Toxic algae bloom blamed for whale deaths in B.C. and Alaska

Posted Sep 16, 2015 by Karen Graham
Since May 2015, the bodies of 30 whales have washed up on the shores of B.C. and Alaska, prompting marine biologists to unravel the mysterious die-offs. One B.C. scientist says climate change may be the link.
The west coast toxic algae blooms started in May  2015  and have been linked to die-offs of birds an...
The west coast toxic algae blooms started in May, 2015, and have been linked to die-offs of birds and mammals,including crabs and seals.
UC Santa Cruz
In August, Digital Journal reported on the die-offs, described by NOAA as an "unusual mortality event." The deaths of the 11 fin whales,14 humpbacks, one grey whale, and four unidentified whales triggered investigations in the U.S. and in British Columbia.
Dr. Andrew Trites, director of the UBC Marine Mammal Research Unit, has been investigating the cetacean die-offs, and he suggests that the large mass of warm water in the Pacific Ocean off the coast of North America, known as "the blob," may be responsible, according to the Huffington Post.
Trites explained that the 1,000 mile long, 1,000 mile wide, and 300 feet deep blob is hugging the coast of North America from Mexico to Alaska, a stretch of 2,000 miles or longer. The blob was first detected in 2013, and is expected to last through 2015.
: A  blob  of warm water 2 000 miles across is sitting in the Pacific Ocean (shown in image). It has...
: A 'blob' of warm water 2,000 miles across is sitting in the Pacific Ocean (shown in image). It has been present since 2013. Since June 2015 it has extended from Alaska to Mexico.
Dr. Trites spoke with CTV News: “We can rule a few things out by having inspected their bodies to rule out things such as starvation, any signs of disease, any signs of having been hit by ships or caught by fishing gear,” Trites said. “We have to begin, in essence, doing ecological detective work.”
Trites says the blob has been blamed for causing toxic algae blooms. The Domoic acid, found in these toxic algae blooms is a neurotoxin and is likely passed on to krill, a common food source for both fin whales, humpbacks and other whales. When ingested in large amounts, the neurotoxin can cause brain damage or even death in birds and mammals.

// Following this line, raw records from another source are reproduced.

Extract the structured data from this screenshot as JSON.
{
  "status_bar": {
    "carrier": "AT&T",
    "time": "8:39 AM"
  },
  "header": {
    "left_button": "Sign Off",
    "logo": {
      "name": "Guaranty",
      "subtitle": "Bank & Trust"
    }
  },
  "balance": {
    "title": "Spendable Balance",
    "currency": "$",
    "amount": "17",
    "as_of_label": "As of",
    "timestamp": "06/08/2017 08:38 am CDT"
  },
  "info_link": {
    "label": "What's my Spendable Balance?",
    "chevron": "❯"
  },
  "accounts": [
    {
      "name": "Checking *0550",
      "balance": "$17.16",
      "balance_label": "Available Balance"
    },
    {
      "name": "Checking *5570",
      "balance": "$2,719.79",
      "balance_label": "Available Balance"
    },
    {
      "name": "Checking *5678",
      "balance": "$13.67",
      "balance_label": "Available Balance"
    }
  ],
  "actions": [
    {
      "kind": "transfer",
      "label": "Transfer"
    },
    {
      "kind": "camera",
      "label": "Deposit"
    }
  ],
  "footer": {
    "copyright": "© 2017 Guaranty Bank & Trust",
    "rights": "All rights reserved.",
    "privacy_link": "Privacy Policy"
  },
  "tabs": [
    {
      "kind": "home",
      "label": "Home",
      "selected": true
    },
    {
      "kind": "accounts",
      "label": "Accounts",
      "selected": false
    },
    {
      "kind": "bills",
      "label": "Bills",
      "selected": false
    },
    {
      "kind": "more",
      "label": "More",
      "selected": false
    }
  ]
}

"I think the most likely explanation for the deaths of these whales is that they were out at a big smorgasbord, a big party, and some of them got food poisoning,” Trites said. “They ate too much, and it caused their deaths.”

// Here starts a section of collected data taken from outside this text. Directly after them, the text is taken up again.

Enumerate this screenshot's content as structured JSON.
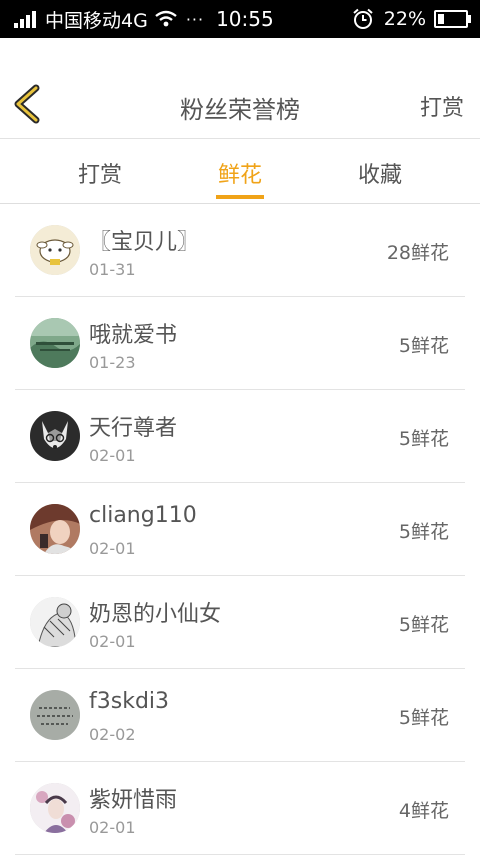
{
  "status": {
    "carrier": "中国移动4G",
    "dots": "···",
    "time": "10:55",
    "battery_pct": "22%",
    "battery_level": 0.22
  },
  "nav": {
    "title": "粉丝荣誉榜",
    "action_label": "打赏"
  },
  "tabs": [
    {
      "label": "打赏",
      "active": false
    },
    {
      "label": "鲜花",
      "active": true
    },
    {
      "label": "收藏",
      "active": false
    }
  ],
  "accent_color": "#f0a318",
  "rows": [
    {
      "name": "〖宝贝儿〗",
      "date": "01-31",
      "amount": "28鲜花",
      "avatar": "cartoon-sheep"
    },
    {
      "name": "哦就爱书",
      "date": "01-23",
      "amount": "5鲜花",
      "avatar": "green-forest"
    },
    {
      "name": "天行尊者",
      "date": "02-01",
      "amount": "5鲜花",
      "avatar": "husky-dog"
    },
    {
      "name": "cliang110",
      "date": "02-01",
      "amount": "5鲜花",
      "avatar": "girl-portrait"
    },
    {
      "name": "奶恩的小仙女",
      "date": "02-01",
      "amount": "5鲜花",
      "avatar": "sketch-person"
    },
    {
      "name": "f3skdi3",
      "date": "02-02",
      "amount": "5鲜花",
      "avatar": "handwriting-gray"
    },
    {
      "name": "紫妍惜雨",
      "date": "02-01",
      "amount": "4鲜花",
      "avatar": "floral-girl"
    }
  ]
}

The Vancouver CTV News quotes Dr. Trites as saying the deaths of the whales should be a "wake-up call" to everyone that climate change is affecting not only those of us on land, but the creatures in the seas.
“The fact that three times more whales have died this year than we’ve seen in past years is a sign that something major has happened," Trites said.
It's important to remember that scientists at NOAA, Canada's Department of Fisheries and Oceans (DFO), and Victoria’s Ocean Networks Canada (ONC) have not been able to confirm that a neurotoxin is responsible for the deaths of the cetaceans because none of the carcasses have been fresh enough to test for the toxins.
Scientists with the ONC support Trites' hypothesis. “A whale’s at the top of the food chain, and so in fact they are an accumulator of toxins,” said Richard Dewey, ONC’s associate director for science. “We would expect the larger species to have the highest concentration of these toxins.”
In an email, the DFO told CTV News the theory given by Trites was so far, just speculation.